The MDADI questions abbreviated by “Effort” and “Cough” appear to have large loadings, but as seen on Figs. 2 and 3, and these items are predominant on factor 2. Thus, they represent a different (and less statistically important) “dimension” in the data. As already demonstrated, factor 1 is primarily associated with the social aspects of dysphagia whereas “Effort” and “Cough” are concerned with the physical and have not been included in the MiniDADI. In the future, however, the MiniDADI may be expanded and explored using two subscales – the first containing the aforementioned 5 items and the second having 2 items from the original MDADI physical domain.

It is recognised that Cronbach’s alpha is the only measure of reliability that has been conducted on the MiniDADI so far. Test–retest reliability will be carried out in the future. Differentiation by known groups is an indicator of construct validity [22], and in this study, it was indeed established that the mean 3-month MiniDADI scores for TLM/TORS (83.3) was significantly higher than CRT/RT (70.3) (p = 0.0004). Assessment of concurrent criterion validity and construct validity (both convergent and divergent) involves the correlation of MiniDADI scores with other measurements which are taken simultaneously.
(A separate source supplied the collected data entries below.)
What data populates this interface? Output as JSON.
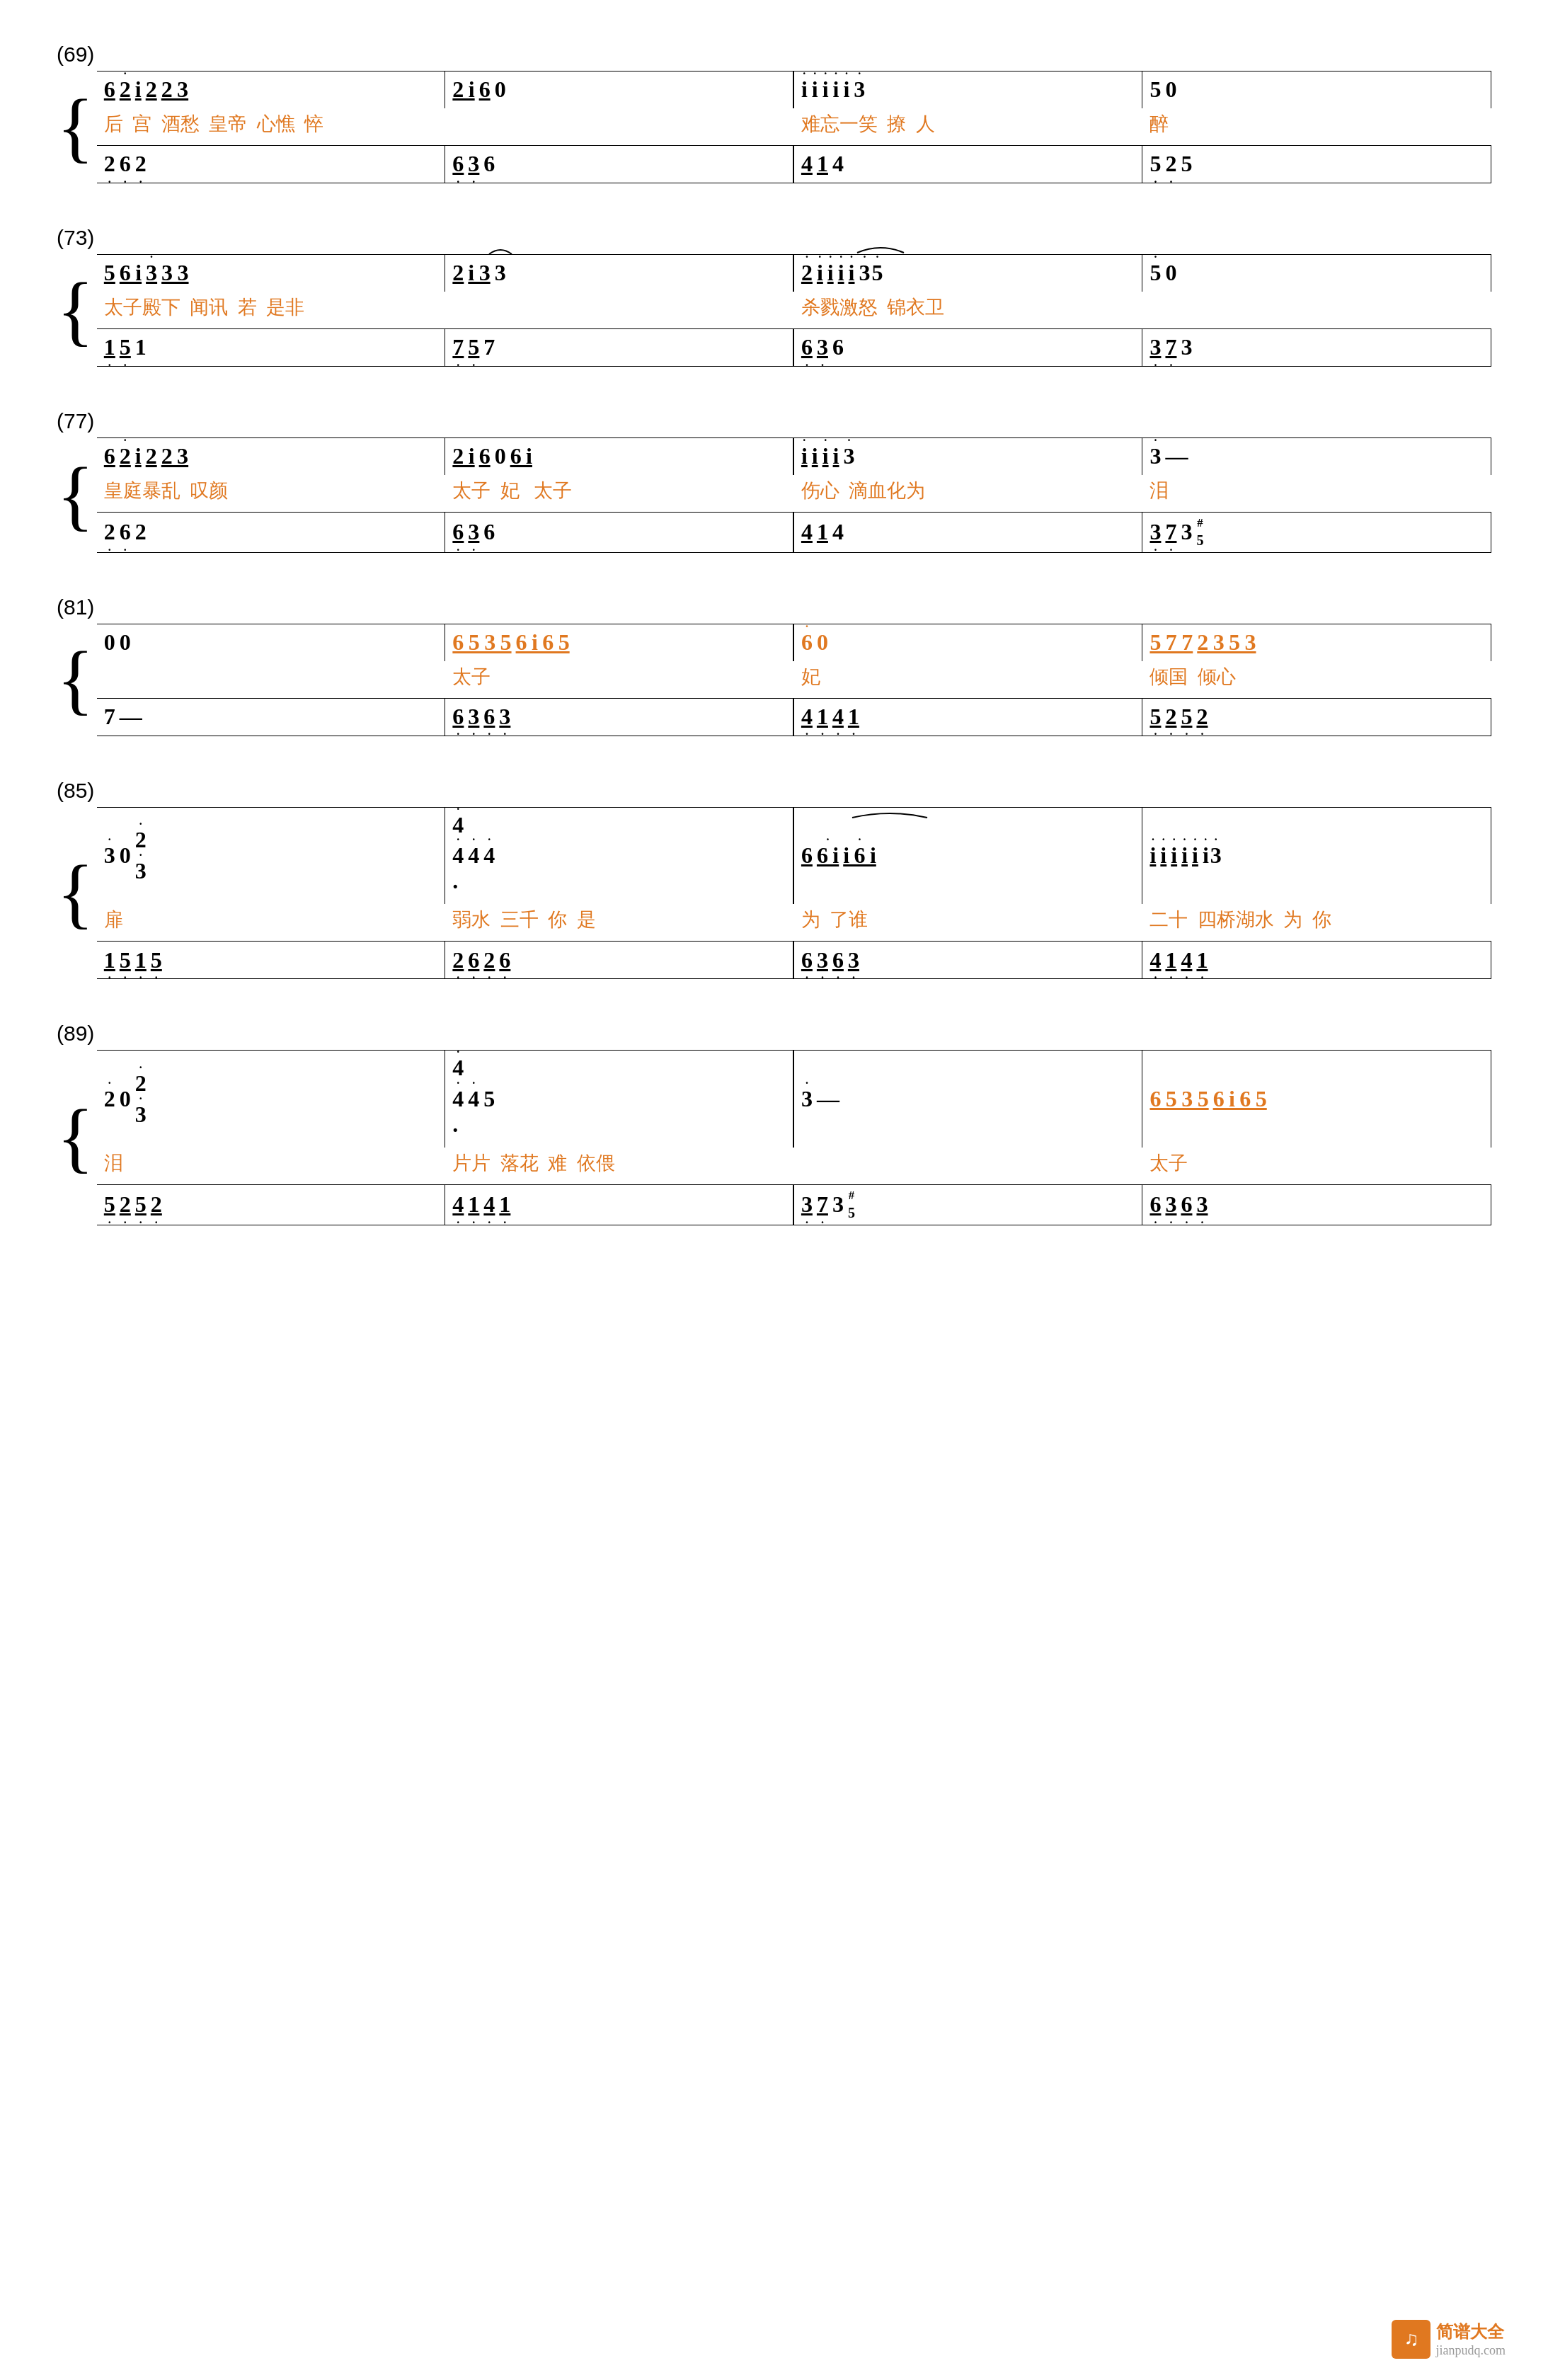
{
  "systems": [
    {
      "number": "(69)",
      "top_row": [
        {
          "measures": [
            {
              "notes": [
                "6̲",
                "2̲̇",
                "i̲",
                "2̲",
                "2̲3̲"
              ],
              "type": "note"
            },
            {
              "notes": [
                "2̲i̲",
                "6̲",
                "0"
              ],
              "type": "note"
            },
            {
              "notes": [
                "i̇",
                "i̇",
                "i̇",
                "i̇",
                "i̇",
                "3̇"
              ],
              "type": "note",
              "slur": true
            },
            {
              "notes": [
                "5",
                "0"
              ],
              "type": "note"
            }
          ]
        },
        {
          "lyrics": [
            "后宫",
            "酒愁",
            "皇帝",
            "心憔悴",
            "",
            "难忘一笑",
            "撩",
            "人",
            "醉"
          ]
        }
      ],
      "bot_row": [
        {
          "measures": [
            {
              "notes": [
                "2̤",
                "6̤",
                "2̤"
              ],
              "type": "note"
            },
            {
              "notes": [
                "6̤3̤",
                "6"
              ],
              "type": "note"
            },
            {
              "notes": [
                "4̲",
                "1̲",
                "4"
              ],
              "type": "note"
            },
            {
              "notes": [
                "5̤2̤",
                "5"
              ],
              "type": "note"
            }
          ]
        }
      ]
    },
    {
      "number": "(73)",
      "top_row": [
        {
          "measures": [
            {
              "notes": [
                "5̲",
                "6̲i̲",
                "3̲̇",
                "3̲3̲"
              ],
              "type": "note"
            },
            {
              "notes": [
                "2̲",
                "i̲3̲",
                "3̊"
              ],
              "type": "note",
              "slur_end": true
            },
            {
              "notes": [
                "2̲̇",
                "i̲̇",
                "i̲̇",
                "i̲̇",
                "i̲̇",
                "3̇5̲"
              ],
              "type": "note",
              "slur": true
            },
            {
              "notes": [
                "5̇",
                "0"
              ],
              "type": "note"
            }
          ]
        },
        {
          "lyrics": [
            "太子殿下",
            "闻讯",
            "若是非",
            "",
            "杀戮激怒",
            "锦衣卫"
          ]
        }
      ],
      "bot_row": [
        {
          "measures": [
            {
              "notes": [
                "1̤",
                "5̤",
                "1"
              ],
              "type": "note"
            },
            {
              "notes": [
                "7̤5̤",
                "7"
              ],
              "type": "note"
            },
            {
              "notes": [
                "6̤3̤",
                "6"
              ],
              "type": "note"
            },
            {
              "notes": [
                "3̤7̤",
                "3"
              ],
              "type": "note"
            }
          ]
        }
      ]
    },
    {
      "number": "(77)",
      "top_row": [
        {
          "measures": [
            {
              "notes": [
                "6̲",
                "2̲̇",
                "i̲",
                "2̲",
                "2̲3̲"
              ],
              "type": "note"
            },
            {
              "notes": [
                "2̲i̲",
                "6̲",
                "0",
                "6̲i̲"
              ],
              "type": "note"
            },
            {
              "notes": [
                "i̲̇",
                "i̲",
                "i̲̇",
                "i̲",
                "3̇"
              ],
              "type": "note"
            },
            {
              "notes": [
                "3̇",
                "—"
              ],
              "type": "note"
            }
          ]
        },
        {
          "lyrics": [
            "皇庭暴乱",
            "叹颜",
            "太子妃",
            "太子",
            "伤心",
            "滴血化为",
            "泪"
          ]
        }
      ],
      "bot_row": [
        {
          "measures": [
            {
              "notes": [
                "2̤",
                "6̤",
                "2"
              ],
              "type": "note"
            },
            {
              "notes": [
                "6̤3̤",
                "6"
              ],
              "type": "note"
            },
            {
              "notes": [
                "4̲",
                "1̲",
                "4"
              ],
              "type": "note"
            },
            {
              "notes": [
                "3̤7̤",
                "3",
                "#5"
              ],
              "type": "note"
            }
          ]
        }
      ]
    },
    {
      "number": "(81)",
      "top_row": [
        {
          "measures": [
            {
              "notes": [
                "0",
                "0"
              ],
              "type": "note"
            },
            {
              "notes": [
                "6̲5̲3̲5̲",
                "6̲i̲6̲5̲"
              ],
              "type": "note"
            },
            {
              "notes": [
                "6̇",
                "0"
              ],
              "type": "note"
            },
            {
              "notes": [
                "5̲7̲7̲",
                "2̲3̲5̲3̲"
              ],
              "type": "note"
            }
          ]
        },
        {
          "lyrics": [
            "",
            "",
            "太子",
            "",
            "妃",
            "",
            "倾国",
            "倾心"
          ]
        }
      ],
      "bot_row": [
        {
          "measures": [
            {
              "notes": [
                "7"
              ],
              "type": "note"
            },
            {
              "notes": [
                "—"
              ],
              "type": "note"
            },
            {
              "notes": [
                "6̤3̤",
                "6̤3̤"
              ],
              "type": "note"
            },
            {
              "notes": [
                "4̤1̤",
                "4̤1̤"
              ],
              "type": "note"
            },
            {
              "notes": [
                "5̤2̤",
                "5̤2̤"
              ],
              "type": "note"
            }
          ]
        }
      ]
    },
    {
      "number": "(85)",
      "top_row": [
        {
          "measures": [
            {
              "notes": [
                "3̇",
                "0",
                "2̇3̇"
              ],
              "type": "note"
            },
            {
              "notes": [
                "4̇4̇·",
                "4̇",
                "4̇"
              ],
              "type": "note"
            },
            {
              "notes": [
                "6̲",
                "6̲i̲",
                "i̲6̲i̲"
              ],
              "type": "note",
              "slur": true
            },
            {
              "notes": [
                "i̲̇",
                "i̲̇",
                "i̲̇",
                "i̲̇",
                "i̲̇",
                "i̇3̇"
              ],
              "type": "note"
            }
          ]
        },
        {
          "lyrics": [
            "扉",
            "",
            "弱水三千",
            "你是为了谁",
            "",
            "二十四桥湖水为你"
          ]
        }
      ],
      "bot_row": [
        {
          "measures": [
            {
              "notes": [
                "1̤5̤",
                "1̤5̤"
              ],
              "type": "note"
            },
            {
              "notes": [
                "2̤6̤",
                "2̤6̤"
              ],
              "type": "note"
            },
            {
              "notes": [
                "6̤3̤",
                "6̤3̤"
              ],
              "type": "note"
            },
            {
              "notes": [
                "4̤1̤",
                "4̤1̤"
              ],
              "type": "note"
            }
          ]
        }
      ]
    },
    {
      "number": "(89)",
      "top_row": [
        {
          "measures": [
            {
              "notes": [
                "2̇",
                "0",
                "2̇3̇"
              ],
              "type": "note"
            },
            {
              "notes": [
                "4̇4̇·",
                "4̇",
                "5"
              ],
              "type": "note"
            },
            {
              "notes": [
                "3̇",
                "—"
              ],
              "type": "note"
            },
            {
              "notes": [
                "6̲5̲3̲5̲",
                "6̲i̲6̲5̲"
              ],
              "type": "note"
            }
          ]
        },
        {
          "lyrics": [
            "泪",
            "",
            "片片落花",
            "难依偎",
            "",
            "太子"
          ]
        }
      ],
      "bot_row": [
        {
          "measures": [
            {
              "notes": [
                "5̤2̤",
                "5̤2̤"
              ],
              "type": "note"
            },
            {
              "notes": [
                "4̤1̤",
                "4̤1̤"
              ],
              "type": "note"
            },
            {
              "notes": [
                "3̤7̤",
                "3",
                "#5"
              ],
              "type": "note"
            },
            {
              "notes": [
                "6̤3̤",
                "6̤3̤"
              ],
              "type": "note"
            }
          ]
        }
      ]
    }
  ],
  "watermark": {
    "site": "jianpudq.com",
    "logo_text": "简谱大全"
  }
}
The MiniDADI is composed of items from the functional (2 items), emotional (2 items), and physical (1 item) MDADI subscales; upon investigation of the correlation between the associated three MiniDADI subscale scores and the corresponding three subscales of the original MDADI, strong correlation was found (Pearson’s correlation coefficient for MiniDADI subscale mean scores versus corresponding original MDADI subscale scores: emotional, r = 0.85; functional, r = 0.93; and physical, r = 0.64), thus, providing evidence that an abbreviated instrument is valid. In the future, evaluation of concurrent validity will be carried out using a separate cohort of HNC patients by looking at associations between the MiniDADI and a gold standard (e.g. Eating Assessment Tool (EAT-10) or Swallowing Quality of Life questionnaire (SWAL-QOL)); relationships between the MiniDADI and a related construct (e.g. Sydney Swallow Questionnaire) will be examined to assess construct validity. Further testing would also ensure that the MiniDADI score is sufficiently robust to be used in the assessment of minimal clinically important difference (MCID) [37]. The authors’ advise against clinical use of the MiniDADI until further validation is completed.

Conclusion

Factor analysis performed on this group of patients has generated a model for the MDADI questionnaire which appears to be explained by a single underlying factor. The single factor isolated incorporates an overlap of 3 of the original MDADI subscales and implies some redundancy of questions in the MDADI. In the increasingly busy clinical HNC setting, it appears that the single underlying construct of the MDADI can be tested in a quick and robust manner by using the 5 top loading question items identified in factor 1.

PROs are an essential component of treatment and disease-related outcome assessment and should be collected at regular intervals, before and after treatment. Reliable, valid, and acceptable tools are required to reduce patient burden, increase response rate, and produce robust data to encourage more longitudinal assessments of dysphagia in HNC. This initial study identified that an abbreviated MiniDADI may be a suitable PRO, with further testing required to substantiate these findings before implementation in routine clinical practice.